Java is the most common log module is log4j, in Python, also comes with the logging module, the use of the module is actually similar to log4j. Logging is a good way to record operations. But the log, basically is file-based, that is, to write to the disk. At this point, the disk will become a performance bottleneck. What is the performance bottleneck for a Python log for a normal server hard disk (mechanical, non-SSD)? Let's take a look at it today. The following words do not say, come together to see the detailed introduction:

The test code is as follows:


#!  /usr/bin/env python #coding =utf-8 # ============================ # Describe: Logs provided to the platform # d&p Author by: Common Success # Create  DATE:2016/08/01 # Modify date:2016/08/01 # ============================ Import time import OS import logging print  "Start test ..." S_TM = Time.time () test_time = 10.0 # Test time 10 sec. e_tm = s_tm + j = 0 pid = str (Os.getpid ()) while 1: Now_time = Time.time () j + = 1 if now_time > E_tm:break # Generate Folder lujing = "D:\\test_log" If not os.path.exists (Lu Jing): Os.mkdir (lujing) fm2 = '%y%m%d ' YMD = Time.strftime (FM2, Time.localtime (now_time)) filename = ' Recharge_ ' +  YMD + '. Log ' log_file = Os.path.join (lujing, filename) t = "\ t" log_msg = STR (j) +t+ str (now_time) +t+ pid The_logger = Logging.getlogger (' recharge_log ') F_handler = logging. Filehandler (log_file) The_logger.addhandler (F_handler) The_logger.setlevel (logging.info) # to pass exception Information, use the keyword argument exc_info with a true value The_logger.info (log_msg, exc_Info=false) The_logger.removehandler (f_handler) RPS = j/test_time print RPS, "Rows per second" 

The result is:

Start test ....

2973.0 rows per second


Python's logging performance:

7200 RPM mechanical disk, measured several times, the number of rows per second that can be written to the log (each line is a log), the number is basically between 2800-3000. At this point, the disk IO is basically running full. (On a 3.3Ghz CPU, the CPU occupies about 40%).

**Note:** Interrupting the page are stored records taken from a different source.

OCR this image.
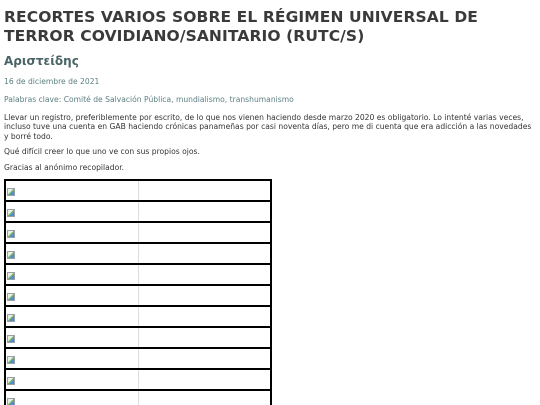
RECORTES VARIOS SOBRE EL RÉGIMEN UNIVERSAL DE TERROR COVIDIANO/SANITARIO (RUTC/S)
Αριστείδης

16 de diciembre de 2021

Palabras clave: Comité de Salvación Pública, mundialismo, transhumanismo

Llevar un registro, preferiblemente por escrito, de lo que nos vienen haciendo desde marzo 2020 es obligatorio. Lo intenté varias veces, incluso tuve una cuenta en GAB haciendo crónicas panameñas por casi noventa días, pero me di cuenta que era adicción a las novedades y borré todo.

Qué difícil creer lo que uno ve con sus propios ojos.

Gracias al anónimo recopilador.
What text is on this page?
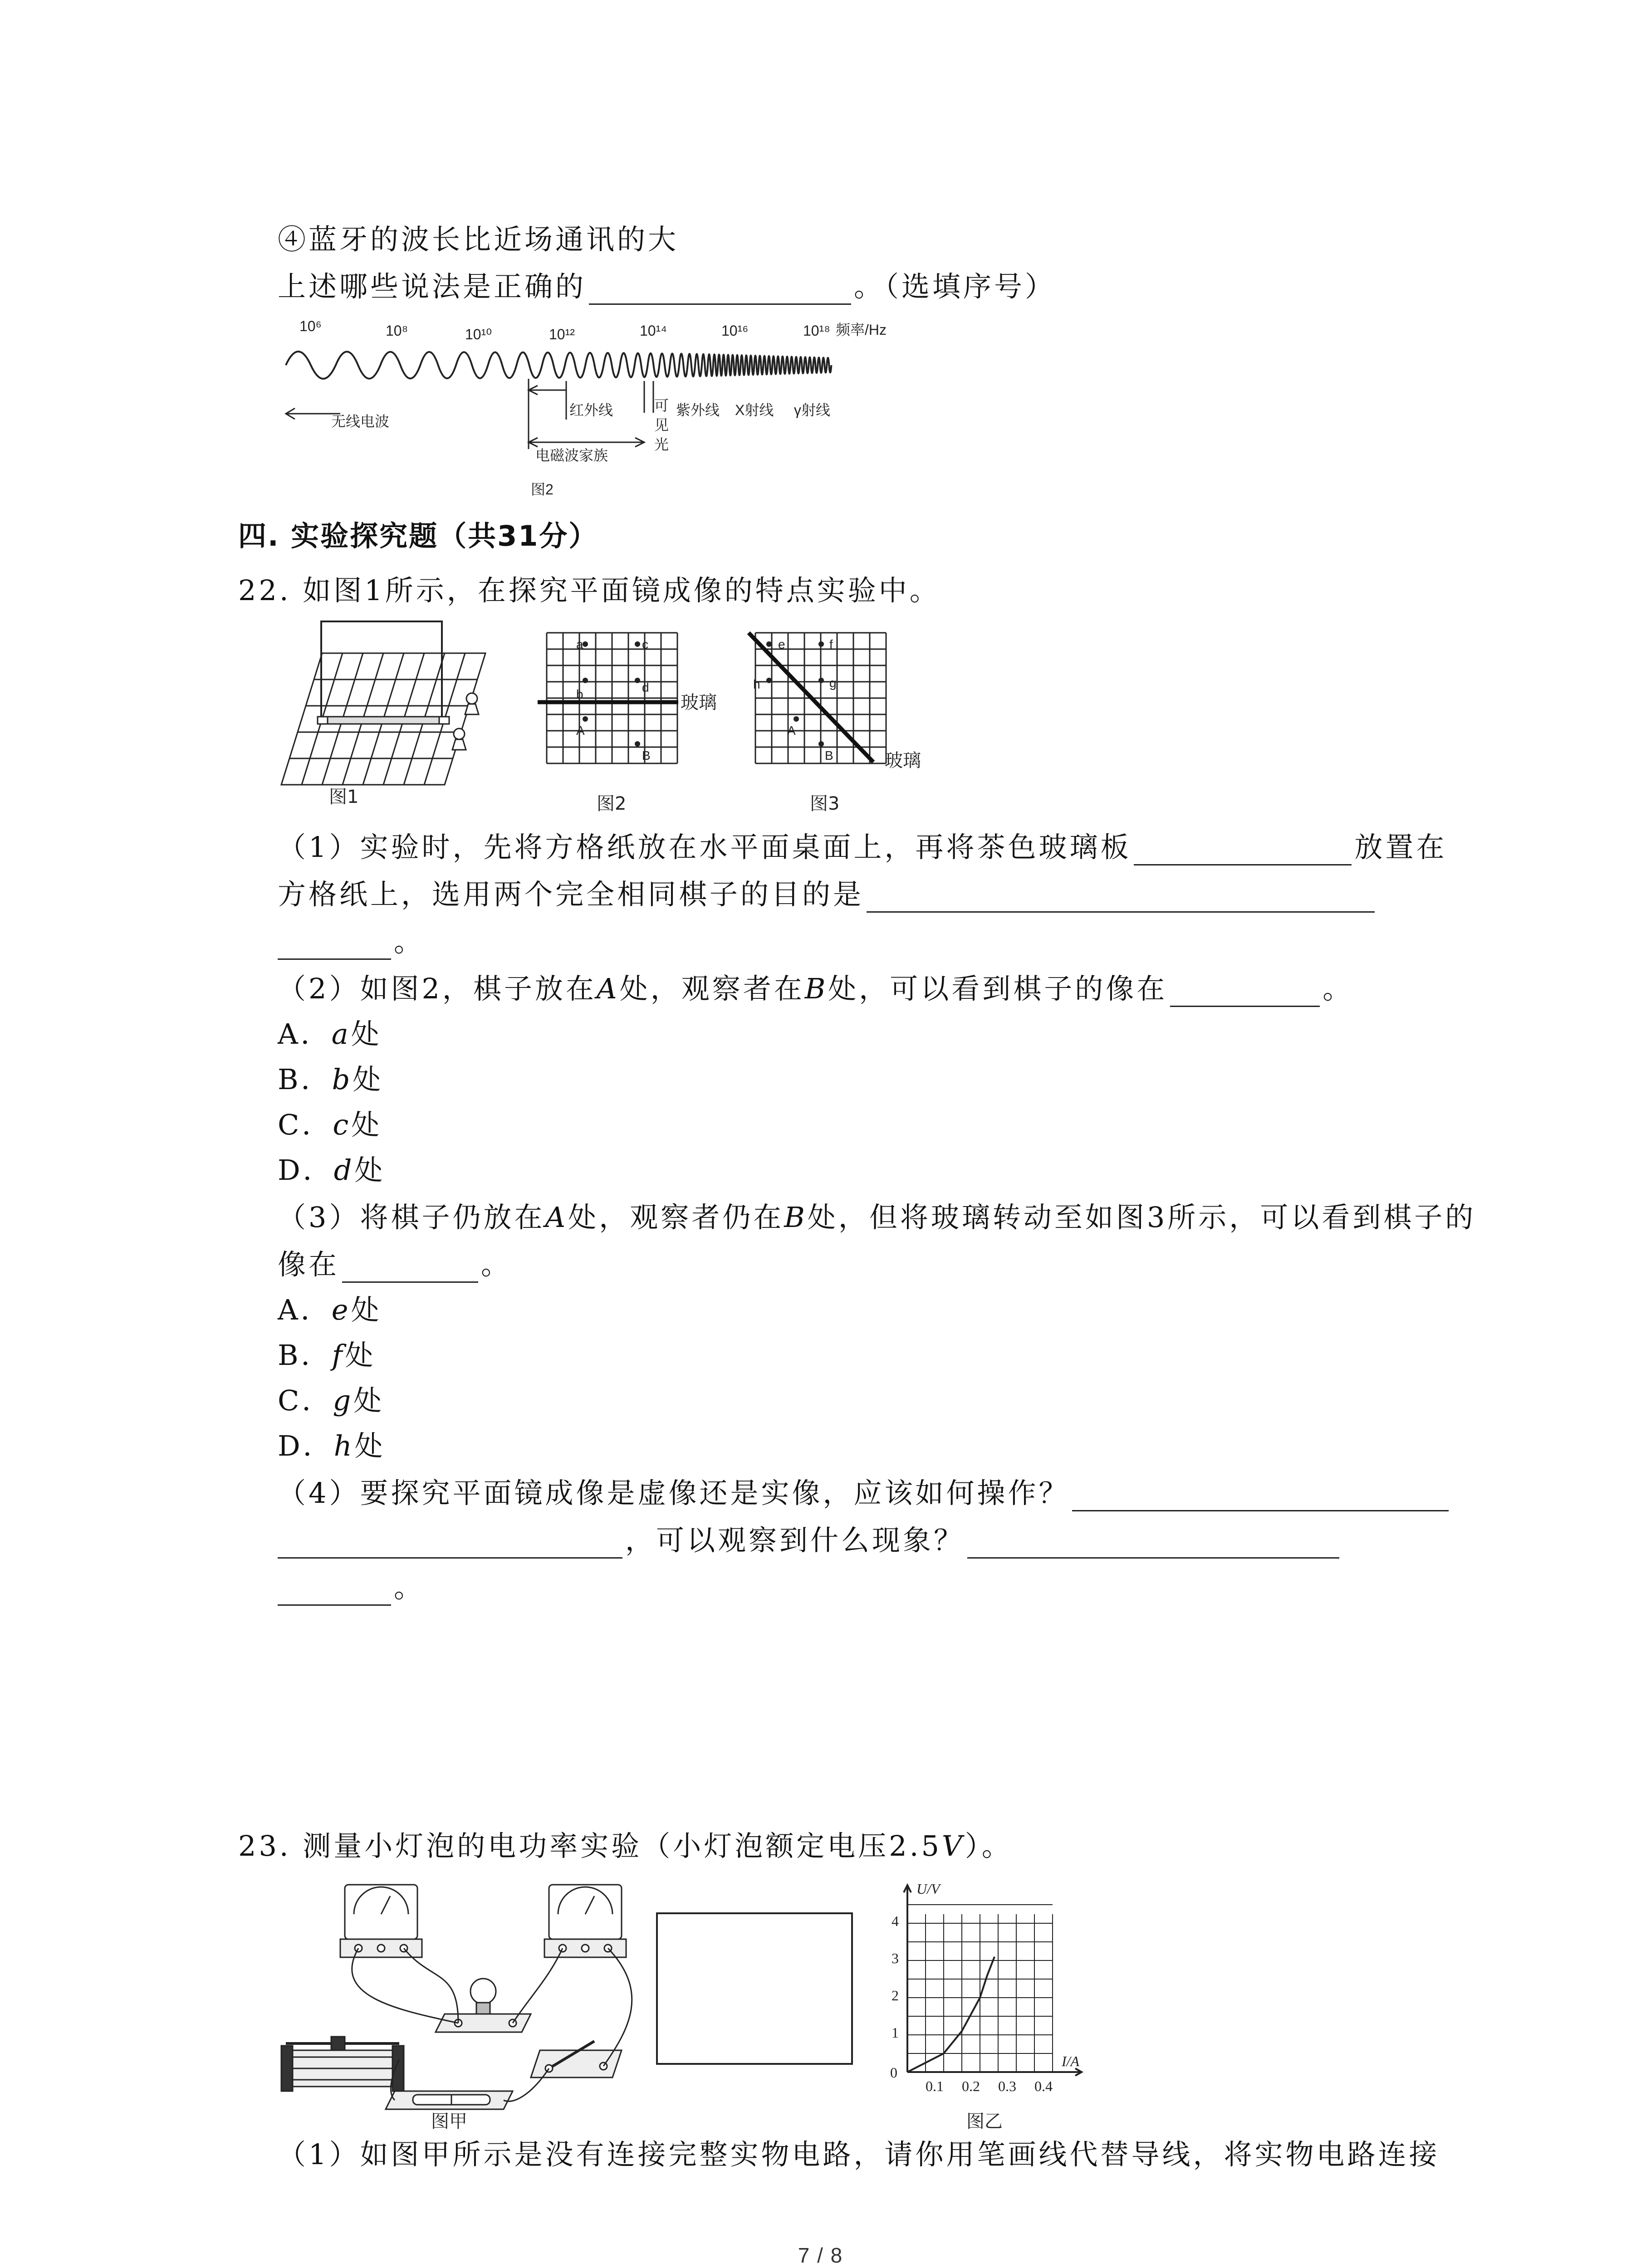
④蓝牙的波长比近场通讯的大
上述哪些说法是正确的	。（选填序号）
10⁶	10⁸	10¹⁰	10¹²	10¹⁴	10¹⁶	10¹⁸ 频率/Hz
无线电波
红外线	可
见
光
紫外线 X射线 γ射线
电磁波家族
图2
四. 实验探究题（共31分）
22. 如图1所示，在探究平面镜成像的特点实验中。
图1
a
b
c
d
A
B
玻璃
图2
e	f
g
h
A
B	玻璃
图3
（1）实验时，先将方格纸放在水平面桌面上，再将茶色玻璃板	放置在
方格纸上，选用两个完全相同棋子的目的是
。
（2）如图2，棋子放在A处，观察者在B处，可以看到棋子的像在	。
A．a处
B．b处
C．c处
D．d处
（3）将棋子仍放在A处，观察者仍在B处，但将玻璃转动至如图3所示，可以看到棋子的
像在	。
A．e处
B．f处
C．g处
D．h处
（4）要探究平面镜成像是虚像还是实像，应该如何操作？
，可以观察到什么现象？
。
23. 测量小灯泡的电功率实验（小灯泡额定电压2.5V）。
图甲
U/V
I/A
0
1
2
3
4
0.1 0.2 0.3 0.4
图乙
（1）如图甲所示是没有连接完整实物电路，请你用笔画线代替导线，将实物电路连接
7 / 8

Python's logging multi-process:

Python's logging module is thread-safe. But for multi-process programs, how to write log files? My solution is to write a separate log file for each PID of the process. The algorithm then merges the logs of all processes to generate a new log.

Tip: Because disk IO has reached the bottleneck, multi-process does not improve log performance. High-Performance logs, which need to be cached, or distributed logs.

Summarize

Contact Us

The content source of this page is from Internet, which doesn't represent Alibaba Cloud's opinion; products and services mentioned on that page don't have any relationship with Alibaba Cloud. If the content of the page makes you feel confusing, please write us an email, we will handle the problem within 5 days after receiving your email.

If you find any instances of plagiarism from the community, please send an email to: info-contact@alibabacloud.com and provide relevant evidence. A staff member will contact you within 5 working days.

A Free Trial That Lets You Build Big!

Start building with 50+ products and up to 12 months usage for Elastic Compute Service

  • Sales Support

    1 on 1 presale consultation

  • After-Sales Support

    24/7 Technical Support 6 Free Tickets per Quarter Faster Response

  • Alibaba Cloud offers highly flexible support services tailored to meet your exact needs.